Spark Version:  3.5.0


In [8]:
# Read CSV file and infer the schema
df_mnm = (spark
          .read
          .format("csv")
          .option("header","true")
          .option("inferSchema","true")
          .load("data/mnm_dataset.csv"))

display(df_mnm)

DataFrame[State: string, Color: string, Count: int]

In [9]:
df_mnm.show()

+-----+------+-----+
|State| Color|Count|
+-----+------+-----+
|   TX|   Red|   20|
|   NV|  Blue|   66|
|   CO|  Blue|   79|
|   OR|  Blue|   71|
|   WA|Yellow|   93|
|   WY|  Blue|   16|
|   CA|Yellow|   53|
|   WA| Green|   60|
|   OR| Green|   71|
|   TX| Green|   68|
|   NV| Green|   59|
|   AZ| Brown|   95|
|   WA|Yellow|   20|
|   AZ|  Blue|   75|
|   OR| Brown|   72|
|   NV|   Red|   98|
|   WY|Orange|   45|
|   CO|  Blue|   52|
|   TX| Brown|   94|
|   CO|   Red|   82|
+-----+------+-----+
only showing top 20 rows



In [10]:
print("Total number of rows: ", df_mnm.count())

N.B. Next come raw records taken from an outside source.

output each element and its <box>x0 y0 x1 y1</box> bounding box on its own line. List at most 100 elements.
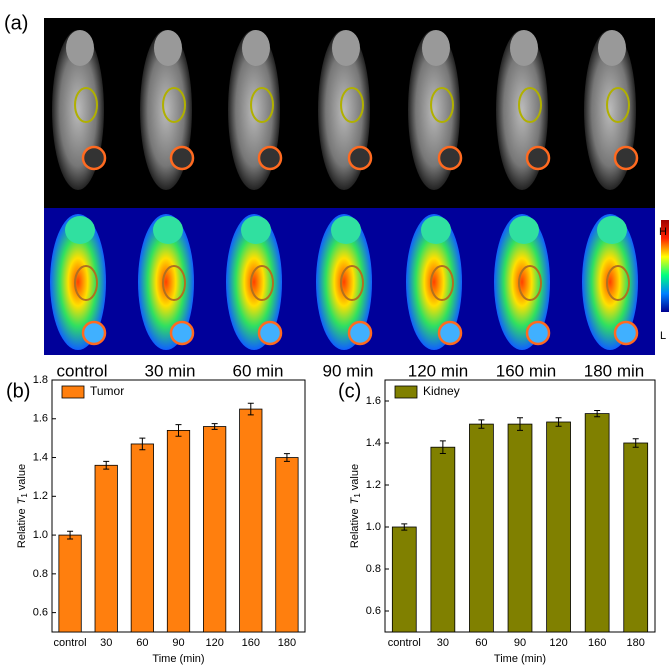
mouse-heat <box>138 214 194 350</box>
mouse-head <box>422 30 450 66</box>
error-bar <box>283 453 290 462</box>
y-tick-label: 1.6 <box>366 395 381 407</box>
kidney-roi <box>250 265 274 301</box>
mouse-heat-head <box>153 216 183 244</box>
panel-label: (c) <box>338 380 361 402</box>
y-axis-label-part: value <box>16 464 28 490</box>
x-tick-label: 90 <box>514 637 526 649</box>
bar <box>58 534 82 633</box>
y-axis-label-part: 1 <box>353 493 362 498</box>
tumor-roi <box>613 320 639 346</box>
x-tick-label: 120 <box>549 637 567 649</box>
tumor-roi <box>257 145 283 171</box>
x-tick-label: 160 <box>242 637 260 649</box>
legend-swatch <box>61 385 85 399</box>
panel-label: (b) <box>6 380 30 402</box>
bar <box>391 526 417 633</box>
x-tick-label: 30 <box>100 637 112 649</box>
mouse-heat-head <box>597 216 627 244</box>
mouse-heat <box>406 214 462 350</box>
error-bar <box>175 424 182 437</box>
error-bar <box>211 423 218 430</box>
mouse-head <box>154 30 182 66</box>
time-label: 180 min <box>584 361 644 380</box>
time-label: 160 min <box>496 361 556 380</box>
error-bar <box>439 440 446 454</box>
y-tick-label: 1.8 <box>33 374 48 386</box>
bar <box>203 426 227 633</box>
error-bar <box>103 460 110 470</box>
bar <box>166 429 191 633</box>
tumor-roi <box>81 145 107 171</box>
mouse-images <box>50 30 639 350</box>
time-label: 30 min <box>144 361 195 380</box>
legend-label: Kidney <box>423 384 460 398</box>
mouse-head <box>332 30 360 66</box>
time-label: 90 min <box>322 361 373 380</box>
time-label: 120 min <box>408 361 468 380</box>
y-axis-label-part: Relative <box>16 508 28 548</box>
kidney-roi <box>250 87 274 123</box>
tumor-roi <box>81 320 107 346</box>
kidney-roi <box>340 265 364 301</box>
y-tick-label: 0.8 <box>366 563 381 575</box>
legend-label: Tumor <box>90 384 124 398</box>
error-bar <box>67 530 74 540</box>
y-axis-label-part: T <box>16 496 28 504</box>
error-bar <box>594 409 601 418</box>
kidney-roi <box>430 87 454 123</box>
tumor-roi <box>437 320 463 346</box>
bar <box>275 457 299 633</box>
kidney-roi <box>162 265 186 301</box>
kidney-roi <box>606 265 630 301</box>
bar <box>507 423 533 633</box>
tumor-roi <box>347 320 373 346</box>
kidney-roi <box>74 87 98 123</box>
kidney-roi <box>74 265 98 301</box>
bar <box>94 464 118 633</box>
y-tick-label: 1.2 <box>33 490 48 502</box>
kidney-roi <box>340 87 364 123</box>
time-label: control <box>56 361 107 380</box>
tumor-roi <box>437 145 463 171</box>
mouse-heat <box>316 214 372 350</box>
y-axis-label-part: Relative <box>349 508 361 548</box>
bar <box>469 423 494 633</box>
x-tick-label: 30 <box>437 637 449 649</box>
y-axis-label-part: value <box>349 464 361 490</box>
mouse-heat-head <box>241 216 271 244</box>
y-tick-label: 1.6 <box>33 413 48 425</box>
mouse-heat-head <box>421 216 451 244</box>
mouse-heat <box>50 214 106 350</box>
panel-label: (a) <box>4 12 28 34</box>
mouse-head <box>242 30 270 66</box>
y-tick-label: 1.0 <box>33 529 48 541</box>
mouse-head <box>598 30 626 66</box>
error-bar <box>139 437 146 451</box>
mouse-heat-head <box>65 216 95 244</box>
x-axis-label: Time (min) <box>494 653 546 665</box>
x-tick-label: 120 <box>205 637 223 649</box>
y-tick-label: 0.8 <box>33 568 48 580</box>
y-tick-label: 0.6 <box>33 607 48 619</box>
x-axis-label: Time (min) <box>152 653 204 665</box>
x-tick-label: 180 <box>278 637 296 649</box>
error-bar <box>401 523 408 531</box>
bar <box>623 442 649 633</box>
y-tick-label: 1.2 <box>366 479 381 491</box>
error-bar <box>632 438 639 448</box>
x-tick-label: control <box>388 637 421 649</box>
mouse-heat-head <box>331 216 361 244</box>
kidney-roi <box>162 87 186 123</box>
bar <box>546 421 571 633</box>
colorbar-high: H <box>659 226 667 238</box>
y-tick-label: 1.4 <box>366 437 381 449</box>
x-tick-label: 60 <box>136 637 148 649</box>
mouse-heat <box>582 214 638 350</box>
kidney-roi <box>518 87 542 123</box>
mouse-head <box>66 30 94 66</box>
tumor-roi <box>525 145 551 171</box>
y-axis-label-part: 1 <box>20 493 29 498</box>
error-bar <box>517 417 523 431</box>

Total number of rows:  99999


In [11]:
df_mnm.printSchema()

root
 |-- State: string (nullable = true)
 |-- Color: string (nullable = true)
 |-- Count: integer (nullable = true)



In [14]:
# Aggregate count of colors 
df_mnm_count = (df_mnm
                .select("State","Color","Count")
                .groupBy("Color")
                .agg(count('Count').alias("Total"))
                .orderBy("Total", ascending=False))

df_mnm_count.show()
print("# of different colors = ", df_mnm_count.count())

+------+-----+
| Color|Total|
+------+-----+
| Green|16928|
|Yellow|16796|
|Orange|16697|
|   Red|16619|
| Brown|16510|
|  Blue|16449|
+------+-----+

# of different colors =  6


In [16]:
# Aggregate counts for Washington State by filtering on State

df_mnm_wa = (df_mnm
            .select("State","Color","Count")
            .where(df_mnm.State == "WA")
            .groupBy("State", "Color")
            .agg(count('Count').alias("Total WA"))
            .orderBy("Total WA", ascending=False))

df_mnm_wa.show()

+-----+------+--------+
|State| Color|Total WA|
+-----+------+--------+
|   WA| Green|    1779|
|   WA|   Red|    1671|
|   WA| Brown|    1669|
|   WA|Yellow|    1663|
|   WA|Orange|    1658|
|   WA|  Blue|    1625|
+-----+------+--------+



In [18]:
df_mnm.head(5)

[Row(State='TX', Color='Red', Count=20),
 Row(State='NV', Color='Blue', Count=66),
 Row(State='CO', Color='Blue', Count=79),
 Row(State='OR', Color='Blue', Count=71),
 Row(State='WA', Color='Yellow', Count=93)]